Al pobre Jeremías le pasaba eso. La palabra de Dios le quemaba por dentro. Sabía que no podía callar; que debía denunciar el pecado, que no podía mirar a otro lado y vivir haciéndose el gracioso para quedar bien. Pero, por otra parte, hablar y dar testimonio de la verdad que ardía en su corazón lo había convertido en alguien incómodo y despreciado. Y se resistía
No me acordaré de él, no hablaré más en su nombre; ; pero la palabra era en mis entrañas fuego ardiente, encerrado en los huesos; intentaba contenerla, y no podía.
Hasta que se entregó.
Me sedujiste, Señor, y me dejé seducir; me forzaste y me pudiste.

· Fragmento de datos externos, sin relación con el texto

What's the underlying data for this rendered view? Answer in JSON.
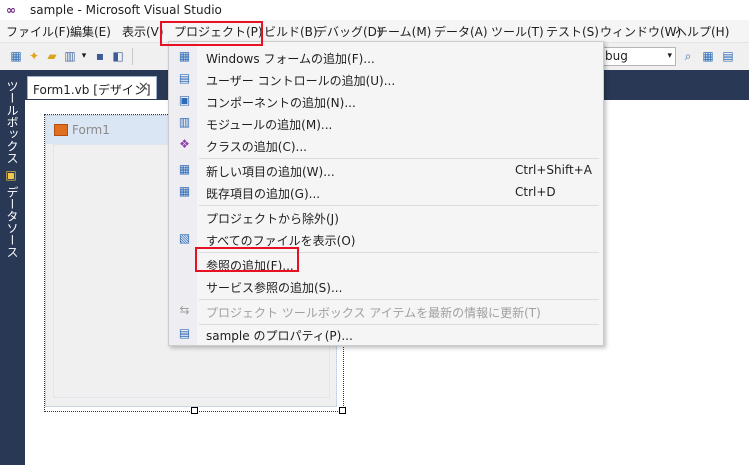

¡Qué alivio! ¡Que bien cuando, por fin, cedemos a la llamada de Dios!
También San Pedro quiso forcejear con Cristo. Acababa de proclamar su fe y había oído que Jesús le decía: Dichoso tú, Simón. Entonces Jesús les dijo que tenía que ir a Jerusalén y padecer mucho y morir antes de resucitar. Y San Pedro no hizo mucho caso de eso de resucitar. Se quedó con lo de morir y dijo:
No lo permita Dios, Señor! Eso no puede pasarte.
Jesús, perfecto Hombre, temblaba ante la idea de la muerte. La parte sensible de su voluntad se conmovía ante el dolor que le aguardaba, pero su alimento era hacer la Voluntad de su Padre y no necesitaba amigos que le hicieran más difícil la entrega. Por eso dio la espalda a Pedro diciendo:
Quítate de mi vista, Satanás, que me haces tropezar; tú piensas como los hombres, no como Dios.
Y luego nos explicó lo que deberíamos hacer todos para seguirle:
El que quiera venirse conmigo, que se niegue a sí mismo, que cargue con su cruz y me siga.
Oímos lo de “negarse a sí mismo” y lo de “cruz” y empezamos a imaginarnos cosas raras y nos entra el miedo. Y, aunque sabemos que no hay otro camino nos resistimos. Nos resistimos a confesar nuestros pecados, por ejemplo: pasado mañana. Nos resistimos a entrar por la senda estrecha: mañana. Tratamos de convencernos de que podemos vivir con una vela encendida a Dios y otra vela encendida al diablo aunque, en el fondo, sabemos que ese no es el camino. Hasta que damos el paso; nos dejamos vencer por Dios y descubrimos que no era para tanto, que la Cruz la lleva Él y que Él nos auxilia.
Entonces ¡que alivio! Y qué alegría cada vez que nos abandonamos a Él. Ya no cuentan las penas decía San Josemaría. Y es verdad. La paz y la alegría vienen de ese abandono confiado.
Es maravillosa la oración del salmista:
Toda mi vida te bendeciré
y alzaré las manos invocándote.
Porque fuiste mi auxilio,
y a la sombra de tus alas canto con júbilo;
mi alma está unida a ti,
y tu diestra me sostiene.
Cada día, al despertarnos, renovamos nuestro ofrecimiento con la seguridad de que Santa María nos llevará de la mano y, después de este destierro, nos mostrará a Jesús, fruto bendito de su vientre. Ruega por nosotros, Santa Madre de Dios. Ruega por esos hermanos nuestros que están padeciendo el martirio y por nosotros que queremos ser tuyos de verdad.